Recently, I had an experience that reinforced this belief. It further illustrated for me the fact that most people live their lives without asking themselves or others about what they really want. Therefore, most people end up not having the kind of life they want. Whether it be a “small” everyday thing, or something we think is far more important to us, misinterpretation and miscommunication of our wishes and wants is far too often the culprit for what we may perceive as bad luck or lack of success in life.

It was a very busy evening at the mall. After about 10 minutes of circling around the carpark looking for a free spot, I noticed a couple of cars getting ready to leave. I also noticed another car already waiting to take one of their spaces. I drove closer and pulled up behind the car waiting. I decided to go for the parking space in front of both of us.

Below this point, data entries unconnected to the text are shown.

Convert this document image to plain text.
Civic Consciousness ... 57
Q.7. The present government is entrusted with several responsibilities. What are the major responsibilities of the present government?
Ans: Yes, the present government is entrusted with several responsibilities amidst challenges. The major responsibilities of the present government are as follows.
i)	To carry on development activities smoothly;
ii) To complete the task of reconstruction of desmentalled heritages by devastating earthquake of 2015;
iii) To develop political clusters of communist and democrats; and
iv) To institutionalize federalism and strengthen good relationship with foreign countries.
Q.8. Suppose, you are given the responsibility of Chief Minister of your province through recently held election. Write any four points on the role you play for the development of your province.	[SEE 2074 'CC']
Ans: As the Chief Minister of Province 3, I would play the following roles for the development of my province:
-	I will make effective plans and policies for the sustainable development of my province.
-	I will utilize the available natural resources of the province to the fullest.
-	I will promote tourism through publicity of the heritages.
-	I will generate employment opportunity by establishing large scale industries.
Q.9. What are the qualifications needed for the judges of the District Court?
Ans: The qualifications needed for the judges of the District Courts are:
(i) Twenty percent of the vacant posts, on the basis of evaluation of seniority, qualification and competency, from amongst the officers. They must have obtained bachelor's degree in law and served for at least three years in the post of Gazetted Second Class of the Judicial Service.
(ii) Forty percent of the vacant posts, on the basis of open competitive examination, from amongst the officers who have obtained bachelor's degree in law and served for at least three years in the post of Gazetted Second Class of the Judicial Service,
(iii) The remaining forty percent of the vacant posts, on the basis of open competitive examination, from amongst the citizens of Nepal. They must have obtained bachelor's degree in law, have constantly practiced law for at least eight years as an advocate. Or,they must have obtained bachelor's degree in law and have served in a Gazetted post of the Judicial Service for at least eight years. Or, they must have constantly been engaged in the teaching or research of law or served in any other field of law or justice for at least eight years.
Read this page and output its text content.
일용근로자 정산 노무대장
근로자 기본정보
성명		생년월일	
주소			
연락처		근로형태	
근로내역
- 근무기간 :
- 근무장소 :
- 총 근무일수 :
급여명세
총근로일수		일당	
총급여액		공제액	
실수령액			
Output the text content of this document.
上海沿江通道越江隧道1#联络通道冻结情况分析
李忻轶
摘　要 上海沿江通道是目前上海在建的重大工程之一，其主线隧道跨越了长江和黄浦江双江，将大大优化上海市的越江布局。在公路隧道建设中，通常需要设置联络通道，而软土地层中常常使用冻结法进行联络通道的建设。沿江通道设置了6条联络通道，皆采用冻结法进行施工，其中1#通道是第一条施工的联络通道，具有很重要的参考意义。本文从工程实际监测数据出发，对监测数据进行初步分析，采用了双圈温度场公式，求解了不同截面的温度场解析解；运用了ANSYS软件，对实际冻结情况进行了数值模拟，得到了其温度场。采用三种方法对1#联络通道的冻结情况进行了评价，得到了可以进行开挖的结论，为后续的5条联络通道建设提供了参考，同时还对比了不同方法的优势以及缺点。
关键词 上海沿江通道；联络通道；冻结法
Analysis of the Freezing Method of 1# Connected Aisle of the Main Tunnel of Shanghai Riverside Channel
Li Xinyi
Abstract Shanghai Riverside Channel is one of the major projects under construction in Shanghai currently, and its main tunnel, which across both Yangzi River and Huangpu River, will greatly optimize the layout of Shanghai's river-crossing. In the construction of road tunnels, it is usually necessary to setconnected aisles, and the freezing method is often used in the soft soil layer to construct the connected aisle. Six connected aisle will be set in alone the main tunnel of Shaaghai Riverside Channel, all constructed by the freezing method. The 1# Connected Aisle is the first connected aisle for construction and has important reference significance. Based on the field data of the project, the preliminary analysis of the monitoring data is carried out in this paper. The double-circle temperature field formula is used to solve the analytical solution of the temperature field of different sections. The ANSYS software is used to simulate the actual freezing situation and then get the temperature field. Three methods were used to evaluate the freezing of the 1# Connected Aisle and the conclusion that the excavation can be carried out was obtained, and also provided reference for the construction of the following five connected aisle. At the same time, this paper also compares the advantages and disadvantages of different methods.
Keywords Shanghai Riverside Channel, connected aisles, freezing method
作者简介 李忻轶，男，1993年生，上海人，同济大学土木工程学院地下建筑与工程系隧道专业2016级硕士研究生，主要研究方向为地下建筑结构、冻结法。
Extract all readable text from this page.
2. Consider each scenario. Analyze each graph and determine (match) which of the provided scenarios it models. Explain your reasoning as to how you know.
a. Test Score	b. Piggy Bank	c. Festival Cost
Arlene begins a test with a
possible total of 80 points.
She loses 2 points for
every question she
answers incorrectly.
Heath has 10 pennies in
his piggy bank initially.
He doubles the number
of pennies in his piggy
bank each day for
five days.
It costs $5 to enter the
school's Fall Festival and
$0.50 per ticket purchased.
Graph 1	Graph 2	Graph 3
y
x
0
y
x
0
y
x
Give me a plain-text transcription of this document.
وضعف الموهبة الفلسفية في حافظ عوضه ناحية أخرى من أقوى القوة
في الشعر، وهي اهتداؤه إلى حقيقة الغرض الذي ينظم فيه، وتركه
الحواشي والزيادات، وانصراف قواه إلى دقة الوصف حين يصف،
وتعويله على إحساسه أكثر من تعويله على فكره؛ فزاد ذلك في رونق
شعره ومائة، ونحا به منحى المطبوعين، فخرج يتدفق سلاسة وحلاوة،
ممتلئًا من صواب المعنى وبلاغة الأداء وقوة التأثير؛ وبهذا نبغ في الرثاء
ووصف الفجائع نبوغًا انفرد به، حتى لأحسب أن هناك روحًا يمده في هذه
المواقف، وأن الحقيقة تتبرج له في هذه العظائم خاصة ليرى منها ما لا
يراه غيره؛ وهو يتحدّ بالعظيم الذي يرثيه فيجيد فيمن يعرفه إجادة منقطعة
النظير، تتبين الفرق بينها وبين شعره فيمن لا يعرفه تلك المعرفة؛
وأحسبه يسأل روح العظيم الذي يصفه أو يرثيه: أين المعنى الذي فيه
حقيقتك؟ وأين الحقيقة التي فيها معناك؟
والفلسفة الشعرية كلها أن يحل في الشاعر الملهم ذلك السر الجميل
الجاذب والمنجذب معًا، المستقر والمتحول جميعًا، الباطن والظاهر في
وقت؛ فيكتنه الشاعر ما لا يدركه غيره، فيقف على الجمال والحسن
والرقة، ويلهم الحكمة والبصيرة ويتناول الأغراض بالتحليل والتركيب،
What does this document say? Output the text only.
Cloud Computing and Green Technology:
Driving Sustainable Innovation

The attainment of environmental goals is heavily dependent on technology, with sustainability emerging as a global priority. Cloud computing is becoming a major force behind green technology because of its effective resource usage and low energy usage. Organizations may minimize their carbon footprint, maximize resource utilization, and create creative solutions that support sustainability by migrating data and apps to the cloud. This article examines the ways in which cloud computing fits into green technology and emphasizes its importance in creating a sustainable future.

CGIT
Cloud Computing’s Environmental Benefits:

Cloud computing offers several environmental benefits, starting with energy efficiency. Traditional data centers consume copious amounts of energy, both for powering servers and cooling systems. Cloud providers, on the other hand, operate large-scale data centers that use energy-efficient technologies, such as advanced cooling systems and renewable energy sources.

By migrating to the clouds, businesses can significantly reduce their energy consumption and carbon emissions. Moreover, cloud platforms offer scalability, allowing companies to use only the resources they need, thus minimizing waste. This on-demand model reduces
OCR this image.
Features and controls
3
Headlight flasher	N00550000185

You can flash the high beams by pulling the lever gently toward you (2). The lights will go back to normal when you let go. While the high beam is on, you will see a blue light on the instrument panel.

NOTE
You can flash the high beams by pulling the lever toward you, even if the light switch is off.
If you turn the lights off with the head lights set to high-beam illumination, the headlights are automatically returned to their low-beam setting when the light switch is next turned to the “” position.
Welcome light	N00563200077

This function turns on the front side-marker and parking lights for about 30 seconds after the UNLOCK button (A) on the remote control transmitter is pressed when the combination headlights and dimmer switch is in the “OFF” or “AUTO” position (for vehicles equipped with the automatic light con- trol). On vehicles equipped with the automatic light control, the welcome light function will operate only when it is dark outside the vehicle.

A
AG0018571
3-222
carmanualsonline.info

I slowly overtook the car in front of me and waved to its lady driver pointing to the vacated parking spot in front her; I gestured a question if it was okay for me to park into the spot in front of her, believing she would reverse into the one behind her. She smiled and waved what I interpreted as a go ahead. So I did. I parked in the spot in front of her and never thought about it again.

After about 45 minutes I returned to my car to find a paper note stuck underneath the windscreen wiper. First I thought it was a flyer, but when I opened it, a message to the following effect greeted me:

“It was very rude of you to take my spot the way you did, not to mention the dangerous driving. You have two children in the car. YOU SHOULD KNOW BETTER!”

I looked around but I couldn’t see anyone looking at me. I was sure I wouldn’t remember the lady’s face let alone the colour or make of her car. I felt sorry for taking what she saw as her spot, which I would never have done intentionally. I also felt upset that there I was left accused without a way to explain my actions away. More importantly I had no way to help correct the definite wrong the lady had experienced because of me and her behaviour that led her to that outcome.

Before I left, I wrote on the back of the note that I was very sorry for taking her parking place and explained the misunderstanding based on our miscommunication. I also wrote down that all it would have taken her to get the spot would have been a simple clarification by her at the time when I parked my car in front of her. I would have said sorry and moved into the other vacant place behind her.

We are frequently so engrossed in our ways of thinking no matter how prejudicial or erroneous they may be that this obscures our capacity to clearly define what we want and also to see other available options in the world around us.

I hope the lady eventually did find my apology note pasted on the wall of the car park. I also hope she did see the empty parking space behind her. And I am hopeful that she did not drive off in a fuming mood, blaming the insolent, uncouth and dangerous driver, with poor children in his care, for the negative ways the society is going these days. What a perfect story to identify with. We would have been fed similar stories countless times through the media or stereotypes associated with road rage. And we choose to follow them without even asking what we could do to turn things around. What can we do to change the way we think, speak and act?

Instead of leaving a note for our parents, partner, teacher, boss, or indeed a driver in a shopping centre carpark, why don’t we say what we really want and say it when it matters? Why don’t we stop, confront our reality and see if we’re understood, and repeat our messages until we get a clear response, no matter what the answer will be?

A host of reasons comes to mind why we don’t do it. And by dwelling on reasons for don’ts oftentimes we move away from just simply going ahead with what we didn’t do, and we want to do. After all, we should all know better?